As the British and French leaders hold a summit at an RAF base, Channel 4 News looks at the recent history of bad blood between the two countries.
David Cameron and Francois Hollande are not natural soulmates: one is a British Conservative who is pushing for EU reforms that can be put to the voters in an in-out referendum after the next election; the other is a French socialist who resents Britain’s “à la carte” approach to European issues.
Their discussions, about the EU, defence and energy, come at a time when relations between Britain and France appear to have been degenerating into a series of petulant spats.
These spats do not reflect well on either country: they are both mature democracies, successful economies (despite their recent problems) and allies. The advantages to be had from criticising one another with alarming regularity are not clear.
Conservative chairman Grant Shapps was at it recently, telling the Daily Telegraph that President Hollande’s administration served as a stark reminder of what could happen in Britain if Ed Miliband became prime minister.
He pointed to France’s economic difficulties – low growth and high unemployment – as if Britain has well and truly left its troubles behind, and said the country had “run into the sand”.
A week earlier, it was the French firing their canon. An article by journalist Allister Heath in City AM, describing France as a “failed socialist experiment“, resulted in an intemperate, undiplomatic diatribe from the embassy in London.
The NHS was “ailing”, it said, and unlike in France, the infrastructure was not up to much either. Why the French embassy felt the need to respond in this way to one journalist’s musings is unfathomable, but it implied a prickly lack of confidence that reflects badly on a sophisticated European country.

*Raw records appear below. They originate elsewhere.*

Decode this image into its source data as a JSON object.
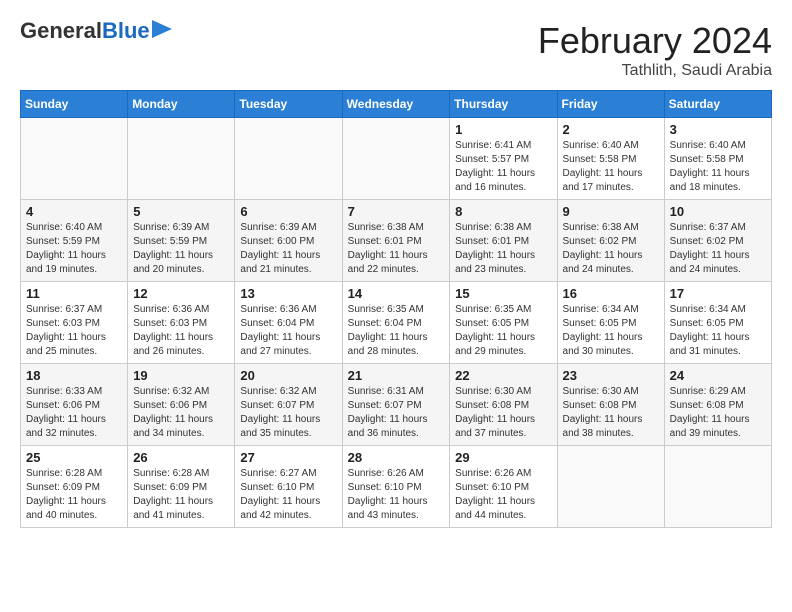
{
  "header": {
    "logo_line1": "General",
    "logo_line2": "Blue",
    "title": "February 2024",
    "subtitle": "Tathlith, Saudi Arabia"
  },
  "days_of_week": [
    "Sunday",
    "Monday",
    "Tuesday",
    "Wednesday",
    "Thursday",
    "Friday",
    "Saturday"
  ],
  "weeks": [
    [
      {
        "day": "",
        "info": ""
      },
      {
        "day": "",
        "info": ""
      },
      {
        "day": "",
        "info": ""
      },
      {
        "day": "",
        "info": ""
      },
      {
        "day": "1",
        "info": "Sunrise: 6:41 AM\nSunset: 5:57 PM\nDaylight: 11 hours\nand 16 minutes."
      },
      {
        "day": "2",
        "info": "Sunrise: 6:40 AM\nSunset: 5:58 PM\nDaylight: 11 hours\nand 17 minutes."
      },
      {
        "day": "3",
        "info": "Sunrise: 6:40 AM\nSunset: 5:58 PM\nDaylight: 11 hours\nand 18 minutes."
      }
    ],
    [
      {
        "day": "4",
        "info": "Sunrise: 6:40 AM\nSunset: 5:59 PM\nDaylight: 11 hours\nand 19 minutes."
      },
      {
        "day": "5",
        "info": "Sunrise: 6:39 AM\nSunset: 5:59 PM\nDaylight: 11 hours\nand 20 minutes."
      },
      {
        "day": "6",
        "info": "Sunrise: 6:39 AM\nSunset: 6:00 PM\nDaylight: 11 hours\nand 21 minutes."
      },
      {
        "day": "7",
        "info": "Sunrise: 6:38 AM\nSunset: 6:01 PM\nDaylight: 11 hours\nand 22 minutes."
      },
      {
        "day": "8",
        "info": "Sunrise: 6:38 AM\nSunset: 6:01 PM\nDaylight: 11 hours\nand 23 minutes."
      },
      {
        "day": "9",
        "info": "Sunrise: 6:38 AM\nSunset: 6:02 PM\nDaylight: 11 hours\nand 24 minutes."
      },
      {
        "day": "10",
        "info": "Sunrise: 6:37 AM\nSunset: 6:02 PM\nDaylight: 11 hours\nand 24 minutes."
      }
    ],
    [
      {
        "day": "11",
        "info": "Sunrise: 6:37 AM\nSunset: 6:03 PM\nDaylight: 11 hours\nand 25 minutes."
      },
      {
        "day": "12",
        "info": "Sunrise: 6:36 AM\nSunset: 6:03 PM\nDaylight: 11 hours\nand 26 minutes."
      },
      {
        "day": "13",
        "info": "Sunrise: 6:36 AM\nSunset: 6:04 PM\nDaylight: 11 hours\nand 27 minutes."
      },
      {
        "day": "14",
        "info": "Sunrise: 6:35 AM\nSunset: 6:04 PM\nDaylight: 11 hours\nand 28 minutes."
      },
      {
        "day": "15",
        "info": "Sunrise: 6:35 AM\nSunset: 6:05 PM\nDaylight: 11 hours\nand 29 minutes."
      },
      {
        "day": "16",
        "info": "Sunrise: 6:34 AM\nSunset: 6:05 PM\nDaylight: 11 hours\nand 30 minutes."
      },
      {
        "day": "17",
        "info": "Sunrise: 6:34 AM\nSunset: 6:05 PM\nDaylight: 11 hours\nand 31 minutes."
      }
    ],
    [
      {
        "day": "18",
        "info": "Sunrise: 6:33 AM\nSunset: 6:06 PM\nDaylight: 11 hours\nand 32 minutes."
      },
      {
        "day": "19",
        "info": "Sunrise: 6:32 AM\nSunset: 6:06 PM\nDaylight: 11 hours\nand 34 minutes."
      },
      {
        "day": "20",
        "info": "Sunrise: 6:32 AM\nSunset: 6:07 PM\nDaylight: 11 hours\nand 35 minutes."
      },
      {
        "day": "21",
        "info": "Sunrise: 6:31 AM\nSunset: 6:07 PM\nDaylight: 11 hours\nand 36 minutes."
      },
      {
        "day": "22",
        "info": "Sunrise: 6:30 AM\nSunset: 6:08 PM\nDaylight: 11 hours\nand 37 minutes."
      },
      {
        "day": "23",
        "info": "Sunrise: 6:30 AM\nSunset: 6:08 PM\nDaylight: 11 hours\nand 38 minutes."
      },
      {
        "day": "24",
        "info": "Sunrise: 6:29 AM\nSunset: 6:08 PM\nDaylight: 11 hours\nand 39 minutes."
      }
    ],
    [
      {
        "day": "25",
        "info": "Sunrise: 6:28 AM\nSunset: 6:09 PM\nDaylight: 11 hours\nand 40 minutes."
      },
      {
        "day": "26",
        "info": "Sunrise: 6:28 AM\nSunset: 6:09 PM\nDaylight: 11 hours\nand 41 minutes."
      },
      {
        "day": "27",
        "info": "Sunrise: 6:27 AM\nSunset: 6:10 PM\nDaylight: 11 hours\nand 42 minutes."
      },
      {
        "day": "28",
        "info": "Sunrise: 6:26 AM\nSunset: 6:10 PM\nDaylight: 11 hours\nand 43 minutes."
      },
      {
        "day": "29",
        "info": "Sunrise: 6:26 AM\nSunset: 6:10 PM\nDaylight: 11 hours\nand 44 minutes."
      },
      {
        "day": "",
        "info": ""
      },
      {
        "day": "",
        "info": ""
      }
    ]
  ]
}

At least Laurent Fabius’s red carpet jibe in January 2013 had some wit about it. The French foreign minister told British businesses his country would “roll out the red carpet for you” if Britain left the EU.
He was hitting back at David Cameron’s comment the previous year that Britain would “roll out the red carpet” for French firms seeking to flee President Hollande’s tax increases, which made France “uncompetitive”.
For David Cameron to criticise Labour’s fiscal policy is one thing – he has every right to as Conservative leader – but to become involved in another country’s tax affairs must have had the urbane folk at the French embassy in Paris choking on their croissants.
At least there is agreement between the two countries on defence. In 2010, Mr Cameron and President Hollande’s predecessor Nicolas Sarkozy signed a defence co-operation treaty, pledging to work more closely together.
They did just this in Libya the following year, with Muammar Gaddafi ousted in the process. There was also agreement over Syria, until the House of Commons vetoed British involvement in military action in August 2013.
There have obviously been disagreements between London and Paris in previous decades. Tony Blair and Jacques Chirac famously clashed over farm subsidies in front of other European leaders at an EU summit in 2002, the then French president telling Britain’s leader: “You have been very rude and I have never been spoken to like this before.”
A little over-sensitive, coming from the man who once told Margaret Thatcher she was taking “balls” during another argument about the common agricultural policy.
The regularity of these rows has increased, but twas ever thus.
Even Britons who sympathised with the French revolution threw their hands up in horror when Louise XVI was led to the guillotine in 1793. From a British perspective, it was ungentlemanly behaviour.
No doubt at the time Robespierre pointed out that this criticism was a bit rich coming from a country that had decapitated its king the previous century.